The fast performance liquid chromatography (FPLC) system consisted of a Waters 650E advanced protein purification system (Millipore Corp., Waters chromatography division, Milford, Mass.), a 600E system controller and a 484 tunable absorbance detector for UV absorbance assessment. The hydroxyapatite [HAP, Ca10(PO4)6(OH)2] was packed in a 0.66 cm (diameter) x 6.5 cm (length) glass column (Omnifit, Bio-chem valveTM inc., Cambridge, U.K.). The column was attached to the Waters 650E system and equilibrated in the required Buffer at pH 6.8. Each compound was prepared in 1 mM potassium phosphate buffer at the corresponding pH, and 1 μmol bisphosphonate was injected into the FPLC system. BP compounds were absorbed and subsequently eluted by using a linear concentration gradient of phosphate from 1 to 1000 mM. The total run times were 24 min at a flow rate of 2 ml/min. BPs were measured by UV absorption, chemical assay, or mass spectrometric analysis. The HAP elution profile of each compound was determined in triplicate for statistical analysis (Prism, GraphPad Software, USA).

Prenyl Synthase Assay

FPP synthase activity was measured by the method of Reed and Rilling (Reed, B. C. & Rilling, H. C. (1976) Biochemistry 15, 3739-3745) with modifications. Assays were set up such that the final volume was 100 ul. The assay conditions were 50 mM Tris pH7.7, 2 mM MgCl2, 0.5 mM TCEP, 20 μg/ml BSA. For FPP synthase assays the final enzyme concentration was 10 nM. All substrates were at 10 μM final concentration each substrate, all reactions were with IPP (14C-IPP, 400Kq/μMol American Radiochem. Corp). For FPP synthase GPP was the second substrate. Bisphosphonate was added as 1/10th volume of a 10× stock solution and allowed to preincubate for 10 minutes with the enzyme in a volume of 80 ul and the reaction started by the addition of 20 ul of the combined substrate. The reaction was allowed to proceed for 4 minutes at 37° C. before being terminated by the addition of 0.2 ml of conc. HCI/Methanol (1:4) and incubated for a further 10 mins at 37° C. The reaction mixtures were then extracted with 0.4 ml of immiscible scintillation fluid (Microscint E, Perkin Elmer) to separate reaction products from unused substrate and were counted directly with a microbeta scintillation counter (Perkin Elmer).

Data were Analysed Using Graphpad Prism.

GGPP synthase assays may be carried out in the same way, but using FPP as the second substrate. Any suitable final enzyme concentration may be used, for example, 20 nM,

Experiments and Results

Example 1 Effect of BP (Zol) on Human Bone Marrow Derived Mesenchymal Stem Cells (hMSCs)

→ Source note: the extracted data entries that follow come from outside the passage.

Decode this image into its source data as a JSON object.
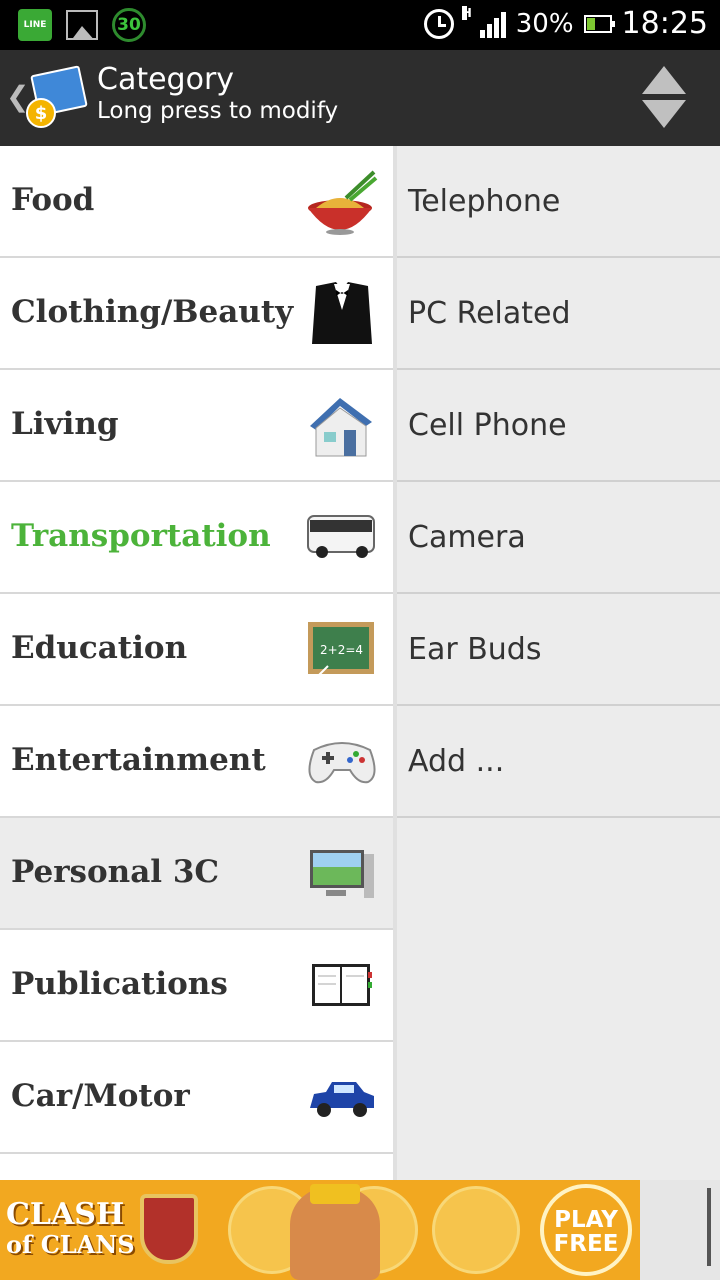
{
  "status_bar": {
    "battery_pct": "30%",
    "time": "18:25",
    "notif_count": "30",
    "line_label": "LINE",
    "network": "H"
  },
  "action_bar": {
    "title": "Category",
    "subtitle": "Long press to modify"
  },
  "categories": [
    {
      "label": "Food",
      "icon": "noodle-bowl-icon",
      "active": false
    },
    {
      "label": "Clothing/Beauty",
      "icon": "tuxedo-icon",
      "active": false
    },
    {
      "label": "Living",
      "icon": "house-icon",
      "active": false
    },
    {
      "label": "Transportation",
      "icon": "bus-icon",
      "active": true
    },
    {
      "label": "Education",
      "icon": "chalkboard-icon",
      "active": false
    },
    {
      "label": "Entertainment",
      "icon": "gamepad-icon",
      "active": false
    },
    {
      "label": "Personal 3C",
      "icon": "monitor-icon",
      "active": false,
      "selected": true
    },
    {
      "label": "Publications",
      "icon": "notebook-icon",
      "active": false
    },
    {
      "label": "Car/Motor",
      "icon": "car-icon",
      "active": false
    }
  ],
  "subcategories": [
    "Telephone",
    "PC Related",
    "Cell Phone",
    "Camera",
    "Ear Buds",
    "Add ..."
  ],
  "ad": {
    "logo_line1": "CLASH",
    "logo_line2": "of CLANS",
    "play_line1": "PLAY",
    "play_line2": "FREE"
  },
  "colors": {
    "active_category": "#4cb33a",
    "action_bar": "#2d2d2d"
  }
}
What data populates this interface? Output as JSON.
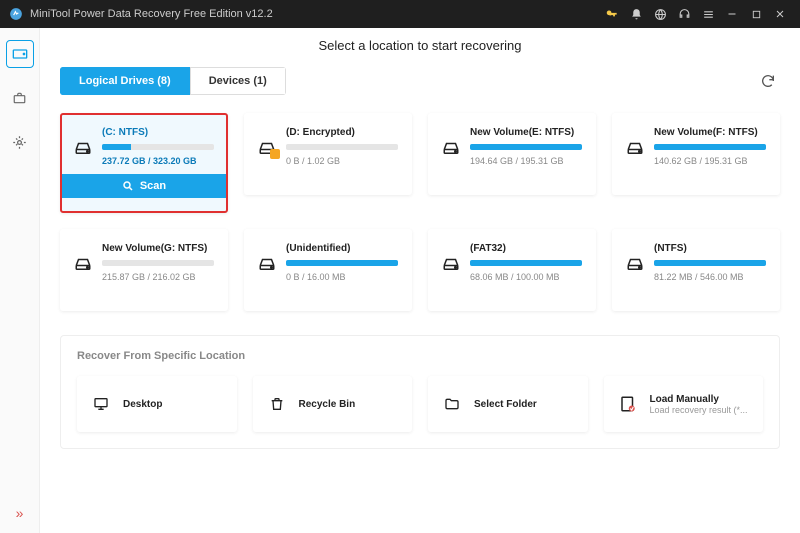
{
  "window": {
    "title": "MiniTool Power Data Recovery Free Edition v12.2"
  },
  "heading": "Select a location to start recovering",
  "tabs": {
    "logical": "Logical Drives (8)",
    "devices": "Devices (1)"
  },
  "drives": [
    {
      "label": "(C: NTFS)",
      "size": "237.72 GB / 323.20 GB",
      "fill": 26,
      "selected": true,
      "locked": false
    },
    {
      "label": "(D: Encrypted)",
      "size": "0 B / 1.02 GB",
      "fill": 0,
      "selected": false,
      "locked": true
    },
    {
      "label": "New Volume(E: NTFS)",
      "size": "194.64 GB / 195.31 GB",
      "fill": 100,
      "selected": false,
      "locked": false
    },
    {
      "label": "New Volume(F: NTFS)",
      "size": "140.62 GB / 195.31 GB",
      "fill": 100,
      "selected": false,
      "locked": false
    },
    {
      "label": "New Volume(G: NTFS)",
      "size": "215.87 GB / 216.02 GB",
      "fill": 0,
      "selected": false,
      "locked": false
    },
    {
      "label": "(Unidentified)",
      "size": "0 B / 16.00 MB",
      "fill": 100,
      "selected": false,
      "locked": false
    },
    {
      "label": "(FAT32)",
      "size": "68.06 MB / 100.00 MB",
      "fill": 100,
      "selected": false,
      "locked": false
    },
    {
      "label": "(NTFS)",
      "size": "81.22 MB / 546.00 MB",
      "fill": 100,
      "selected": false,
      "locked": false
    }
  ],
  "scan_label": "Scan",
  "specific_section": "Recover From Specific Location",
  "locations": {
    "desktop": "Desktop",
    "recycle": "Recycle Bin",
    "folder": "Select Folder",
    "manual_title": "Load Manually",
    "manual_sub": "Load recovery result (*..."
  }
}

To test whether Zol showed an effect on extended cellular survival, human bone marrow derived mesenchymal stem cells (hMSC) were used as proof of concept. Stem cells are key players in tissue regeneration but they lose their stem cell properties with age, time in culture or following exposure to toxic agents, affecting tissue maintenance and repair.

The number of population doublings of hMSC cultured in the presence or absence of Zol (1 μM) was monitored until cells stopped growing and showed signs of senescence. Cells treated with Zol proliferated for a longer time than control cells and showed a higher clonogenic ability when replated at low density (n=3, FIG. 1A & 1B), suggesting an extended survival and a delayed loss in the quality of the stem cells, which is usually observed with time in culture.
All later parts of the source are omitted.